Here in the US, we are obsessed with work. We consider it among the highest virtues – if not the highest. We automatically ascribe the “hard worker” trait to anyone we consider successful, and the corresponding “lazy” trait to anyone we don’t. And we persist in these beliefs despite reams of evidence that billionaires don’t actually work harder than the middle class, but the working poor do.
I’ve written about my work addiction before. I continue to write about it precisely because it is the end result of a society that applauds working oneself to death. “Workaholic” is not a badge of honor; it is a sign that something has gone very, very wrong.
I went into rehab for chronic pain in November 2015. It ended up being rehab for my work addiction as much as anything else.

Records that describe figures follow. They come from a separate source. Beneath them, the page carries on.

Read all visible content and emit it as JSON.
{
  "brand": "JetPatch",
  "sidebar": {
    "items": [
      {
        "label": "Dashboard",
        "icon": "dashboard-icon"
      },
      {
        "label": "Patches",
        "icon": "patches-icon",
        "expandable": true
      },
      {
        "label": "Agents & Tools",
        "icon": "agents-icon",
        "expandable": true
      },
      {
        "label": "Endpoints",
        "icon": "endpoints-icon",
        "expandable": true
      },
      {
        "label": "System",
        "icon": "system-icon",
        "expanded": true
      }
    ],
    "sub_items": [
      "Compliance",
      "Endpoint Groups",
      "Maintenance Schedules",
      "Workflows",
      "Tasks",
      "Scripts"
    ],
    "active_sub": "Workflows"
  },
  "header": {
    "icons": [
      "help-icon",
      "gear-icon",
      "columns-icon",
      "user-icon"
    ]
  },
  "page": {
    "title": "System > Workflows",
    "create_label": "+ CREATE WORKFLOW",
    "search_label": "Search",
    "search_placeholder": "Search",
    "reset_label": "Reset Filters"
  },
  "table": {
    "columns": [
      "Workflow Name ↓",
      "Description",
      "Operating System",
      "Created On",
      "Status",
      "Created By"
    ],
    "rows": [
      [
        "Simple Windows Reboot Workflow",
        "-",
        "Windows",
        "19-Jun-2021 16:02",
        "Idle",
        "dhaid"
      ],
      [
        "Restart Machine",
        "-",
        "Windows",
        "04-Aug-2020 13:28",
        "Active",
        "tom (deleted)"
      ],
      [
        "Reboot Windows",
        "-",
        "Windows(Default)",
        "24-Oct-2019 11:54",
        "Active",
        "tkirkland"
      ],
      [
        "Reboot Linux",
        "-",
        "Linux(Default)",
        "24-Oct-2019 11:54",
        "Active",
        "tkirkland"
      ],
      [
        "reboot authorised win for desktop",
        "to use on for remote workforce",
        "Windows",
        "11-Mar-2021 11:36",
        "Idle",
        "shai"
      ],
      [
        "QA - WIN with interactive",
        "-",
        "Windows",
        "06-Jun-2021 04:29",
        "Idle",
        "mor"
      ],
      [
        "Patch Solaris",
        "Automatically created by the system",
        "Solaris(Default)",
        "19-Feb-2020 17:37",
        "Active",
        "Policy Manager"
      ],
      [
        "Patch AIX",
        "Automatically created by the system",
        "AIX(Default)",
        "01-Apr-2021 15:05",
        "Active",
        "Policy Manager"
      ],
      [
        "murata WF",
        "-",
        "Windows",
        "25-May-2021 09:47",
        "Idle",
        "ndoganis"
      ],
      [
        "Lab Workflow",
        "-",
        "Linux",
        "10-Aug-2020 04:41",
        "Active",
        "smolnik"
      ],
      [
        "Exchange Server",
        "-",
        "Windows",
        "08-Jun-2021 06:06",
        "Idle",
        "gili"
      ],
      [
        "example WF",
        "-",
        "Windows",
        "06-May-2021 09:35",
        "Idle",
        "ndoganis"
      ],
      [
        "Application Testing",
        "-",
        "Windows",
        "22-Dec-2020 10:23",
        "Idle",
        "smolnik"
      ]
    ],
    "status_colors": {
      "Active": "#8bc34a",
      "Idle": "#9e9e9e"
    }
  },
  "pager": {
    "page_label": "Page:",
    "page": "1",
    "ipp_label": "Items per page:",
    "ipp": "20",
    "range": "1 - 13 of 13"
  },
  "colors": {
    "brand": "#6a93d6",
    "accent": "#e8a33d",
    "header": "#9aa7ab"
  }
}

Five and a half years later, I have mostly accepted that my work addiction is a chronic condition. It will never be cured. The urge to overwork myself will always be present to varying degrees; I will always be managing it within the context of the rest of my life.
Now, for instance.
Over the last several weeks, I’ve noticed myself backsliding on the whole “keeping work under control” thing. I find myself too fried from work to have a conversation with my spouse. Household chores have gone un-finished because I used all my energy on work. I’m increasingly snappish when ordinary, normally joyful things like a friend’s visit or garden work “get in the way” of working. I’m starting to think of the rest of my life as “getting in the way.”
Those are all red flags that it’s time for me to reconsider how I’m doing this whole work thing.